Recently she asked me some rather hurtful questions, questions that felt like she was blaming me for my ex’s infidelity.  I had to wonder why, until today when she shared some info about my grandparents’ marriage.  My mother loved her father very much…to the exclusion of her mother I suspect.  The truth about my grandfather is that he cheated on my grandmother. When I said something to that effect today, she said,”Well she drove him to it.”  That took me a moment to process. I couldn’t understand how someone could blame her mother for her father cheating on her. She further said,”She kept accusing him of doing it, getting jealous when he’d dance with other women. So it’s no wonder he cheated.”

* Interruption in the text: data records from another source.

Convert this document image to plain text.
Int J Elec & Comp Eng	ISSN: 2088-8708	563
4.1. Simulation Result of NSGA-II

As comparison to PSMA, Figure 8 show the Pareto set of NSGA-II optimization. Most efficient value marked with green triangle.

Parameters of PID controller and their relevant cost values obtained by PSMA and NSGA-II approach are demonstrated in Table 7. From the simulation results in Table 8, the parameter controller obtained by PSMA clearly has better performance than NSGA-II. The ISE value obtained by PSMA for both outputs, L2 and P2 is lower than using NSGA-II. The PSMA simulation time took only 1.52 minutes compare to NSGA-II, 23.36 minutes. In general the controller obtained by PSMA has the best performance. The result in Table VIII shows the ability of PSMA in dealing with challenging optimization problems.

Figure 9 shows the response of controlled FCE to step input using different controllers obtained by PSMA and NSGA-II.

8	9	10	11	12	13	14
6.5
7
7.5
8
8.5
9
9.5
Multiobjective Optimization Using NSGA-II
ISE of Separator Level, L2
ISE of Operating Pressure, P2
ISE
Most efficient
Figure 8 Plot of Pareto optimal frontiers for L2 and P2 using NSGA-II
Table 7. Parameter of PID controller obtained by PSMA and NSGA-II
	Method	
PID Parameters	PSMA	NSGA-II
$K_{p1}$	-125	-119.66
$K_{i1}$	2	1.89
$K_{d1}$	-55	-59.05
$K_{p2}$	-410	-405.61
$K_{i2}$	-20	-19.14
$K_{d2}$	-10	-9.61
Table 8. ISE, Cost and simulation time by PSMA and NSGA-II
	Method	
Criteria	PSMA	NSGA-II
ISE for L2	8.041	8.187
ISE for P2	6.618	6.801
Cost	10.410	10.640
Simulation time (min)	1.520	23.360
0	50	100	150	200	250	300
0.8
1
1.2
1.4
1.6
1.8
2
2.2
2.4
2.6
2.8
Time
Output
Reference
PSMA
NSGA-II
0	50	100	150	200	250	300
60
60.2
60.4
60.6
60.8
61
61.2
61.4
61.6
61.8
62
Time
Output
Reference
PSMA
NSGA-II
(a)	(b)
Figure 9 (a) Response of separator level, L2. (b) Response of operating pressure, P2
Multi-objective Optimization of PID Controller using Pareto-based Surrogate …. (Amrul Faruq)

As if my grandmother suspecting that my grandfather was capable of infidelity was reason enough for him to make that choice. She couldn’t fathom the idea that her sainted father made a choice, a morally reprehensible choice that ended his marriage. He broke his vows.  I can’t say that my grandmother didn’t make choices that affected his choice, but in the blame game- my grandfather is mostly to blame. But now that I understand my mother’s position on the adultery that directly affected her, I can accept that she will occasionally take my ex’s side. My ex reminds me very much of my grandfather, which is probably one of the reasons I was attracted to him initially.

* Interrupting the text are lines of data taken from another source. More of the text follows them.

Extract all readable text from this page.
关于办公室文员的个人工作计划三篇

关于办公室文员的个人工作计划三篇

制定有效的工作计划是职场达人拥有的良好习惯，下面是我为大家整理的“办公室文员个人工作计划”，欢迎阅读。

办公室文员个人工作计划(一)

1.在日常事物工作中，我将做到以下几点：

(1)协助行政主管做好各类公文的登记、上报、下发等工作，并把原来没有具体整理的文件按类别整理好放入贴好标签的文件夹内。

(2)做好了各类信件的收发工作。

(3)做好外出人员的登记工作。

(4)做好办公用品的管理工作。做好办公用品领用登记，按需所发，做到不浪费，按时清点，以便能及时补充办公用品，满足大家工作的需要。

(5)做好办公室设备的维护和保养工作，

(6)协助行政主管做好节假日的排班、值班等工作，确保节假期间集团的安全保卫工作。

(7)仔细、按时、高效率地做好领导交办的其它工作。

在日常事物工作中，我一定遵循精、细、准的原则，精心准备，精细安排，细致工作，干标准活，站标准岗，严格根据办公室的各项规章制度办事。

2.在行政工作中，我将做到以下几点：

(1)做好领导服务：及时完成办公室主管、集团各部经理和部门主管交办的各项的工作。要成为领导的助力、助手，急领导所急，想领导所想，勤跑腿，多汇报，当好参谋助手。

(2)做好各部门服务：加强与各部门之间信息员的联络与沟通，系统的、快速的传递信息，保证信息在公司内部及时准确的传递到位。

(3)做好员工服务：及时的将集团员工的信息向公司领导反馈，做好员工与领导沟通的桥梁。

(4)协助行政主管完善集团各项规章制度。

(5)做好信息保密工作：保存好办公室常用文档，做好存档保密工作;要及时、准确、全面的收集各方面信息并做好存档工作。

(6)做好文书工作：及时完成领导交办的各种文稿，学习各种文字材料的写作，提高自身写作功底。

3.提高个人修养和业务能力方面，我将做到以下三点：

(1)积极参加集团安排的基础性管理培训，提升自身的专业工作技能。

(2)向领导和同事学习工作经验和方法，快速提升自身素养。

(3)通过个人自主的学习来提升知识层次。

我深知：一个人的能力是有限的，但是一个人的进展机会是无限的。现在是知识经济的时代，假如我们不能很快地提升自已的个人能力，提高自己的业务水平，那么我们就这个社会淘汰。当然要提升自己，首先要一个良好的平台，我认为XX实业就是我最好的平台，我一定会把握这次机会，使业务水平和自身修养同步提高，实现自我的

I think it’s also possible to assume that because my abuse took focus off of her own abuse, that she tends to be jealous of me, just as she accuses my grandmother of being jealous of her. I don’t share any of this to place blame or accuse my mother of being heartless… but when damaged people raise children, they often create damaged children.  I can choose to dwell on all of this damage, dismiss my faults as being because of how I was raised or I can do what I hope I’m doing which is to be aware.  If I’m aware of where the damaged started, I can make better choices to end the cycle of damage.  So far I haven’t done that…

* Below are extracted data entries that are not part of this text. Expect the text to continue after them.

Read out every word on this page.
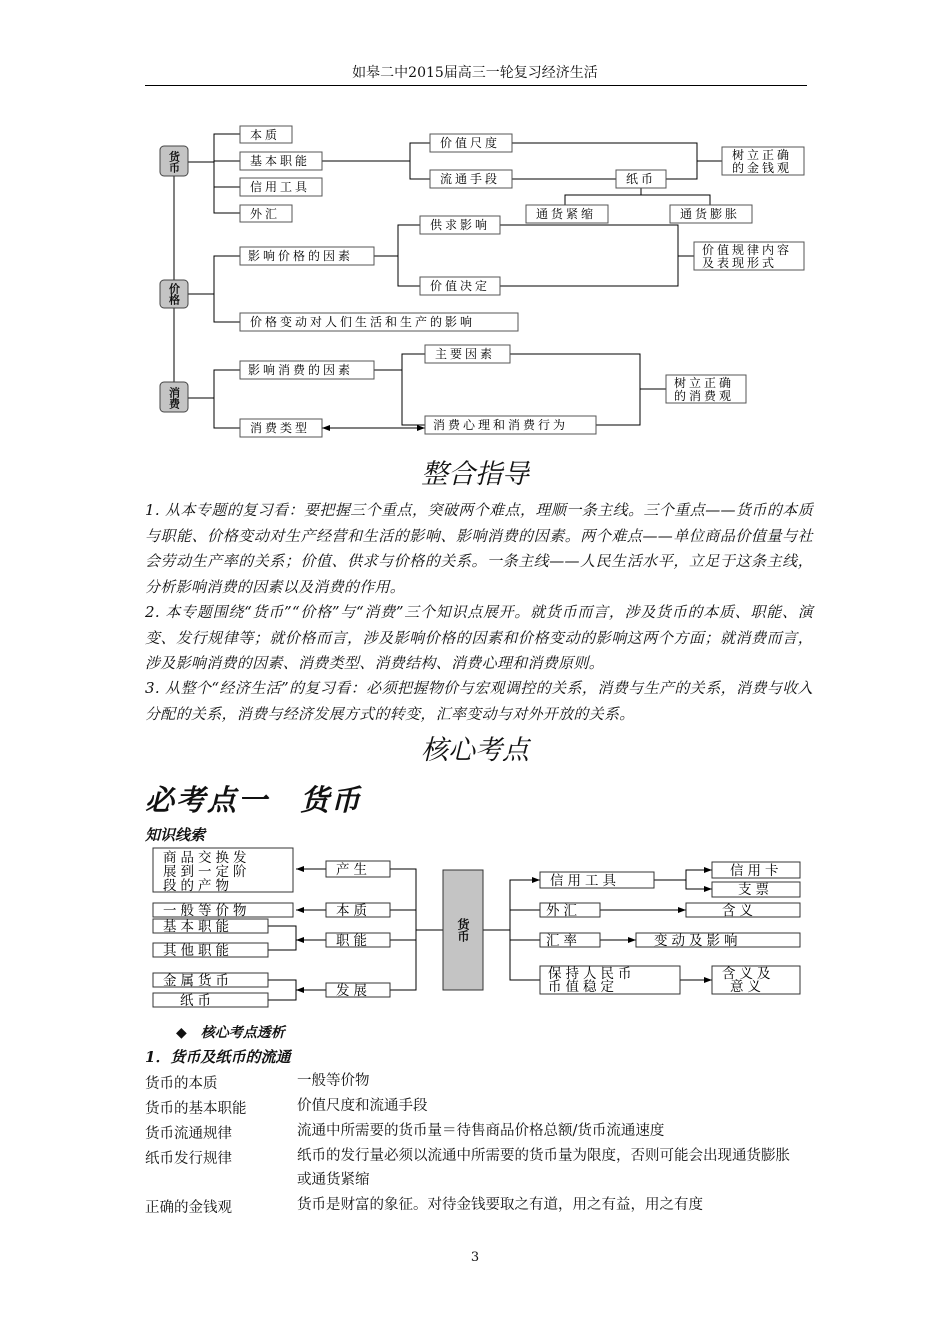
如皋二中2015届高三一轮复习经济生活
本质
基本职能
信用工具
外汇
价值尺度
流通手段	纸币
树立正确
的金钱观
通货紧缩	通货膨胀
影响价格的因素
供求影响
价值决定
价值规律内容
及表现形式
价格变动对人们生活和生产的影响
影响消费的因素
主要因素
树立正确
的消费观
消费类型	消费心理和消费行为
货币
价格
消费
整合指导
1. 从本专题的复习看：要把握三个重点，突破两个难点，理顺一条主线。三个重点——货币的本质与职能、价格变动对生产经营和生活的影响、影响消费的因素。两个难点——单位商品价值量与社会劳动生产率的关系；价值、供求与价格的关系。一条主线——人民生活水平，立足于这条主线，分析影响消费的因素以及消费的作用。
2. 本专题围绕“货币”“价格”与“消费”三个知识点展开。就货币而言，涉及货币的本质、职能、演变、发行规律等；就价格而言，涉及影响价格的因素和价格变动的影响这两个方面；就消费而言，涉及影响消费的因素、消费类型、消费结构、消费心理和消费原则。
3. 从整个“经济生活”的复习看：必须把握物价与宏观调控的关系，消费与生产的关系，消费与收入分配的关系，消费与经济发展方式的转变，汇率变动与对外开放的关系。
核心考点
必考点一　货币
知识线索
商品交换发
展到一定阶
段的产物
产生
一般等价物	本质
基本职能
其他职能
职能
金属货币
纸币
发展
信用工具
信用卡
支票
外汇	含义
汇率	变动及影响
保持人民币
币值稳定
含义及
意义
货币
◆　核心考点透析
1．货币及纸币的流通
货币的本质	一般等价物
货币的基本职能	价值尺度和流通手段
货币流通规律	流通中所需要的货币量＝待售商品价格总额/货币流通速度
纸币发行规律	纸币的发行量必须以流通中所需要的货币量为限度，否则可能会出现通货膨胀或通货紧缩
正确的金钱观	货币是财富的象征。对待金钱要取之有道，用之有益，用之有度
3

Today was the first step in ending the cycle.  I didn’t allow my mother’s abused mentality to feed my own abused mentality.  Instead I examined her statements and actions from a distance. Where was this coming from? Is it coming from concern for my well being or from her own survival instinct?  I can’t fix what happened to her. I can’t fix what my grandparents did to her or even change her beliefs about them.  I can only act from a place of freedom from the abuse, a place I hope to reach by debriding my past. It will be painful and probably gross at times. But if I want to find peace, this is the way it will have to happen!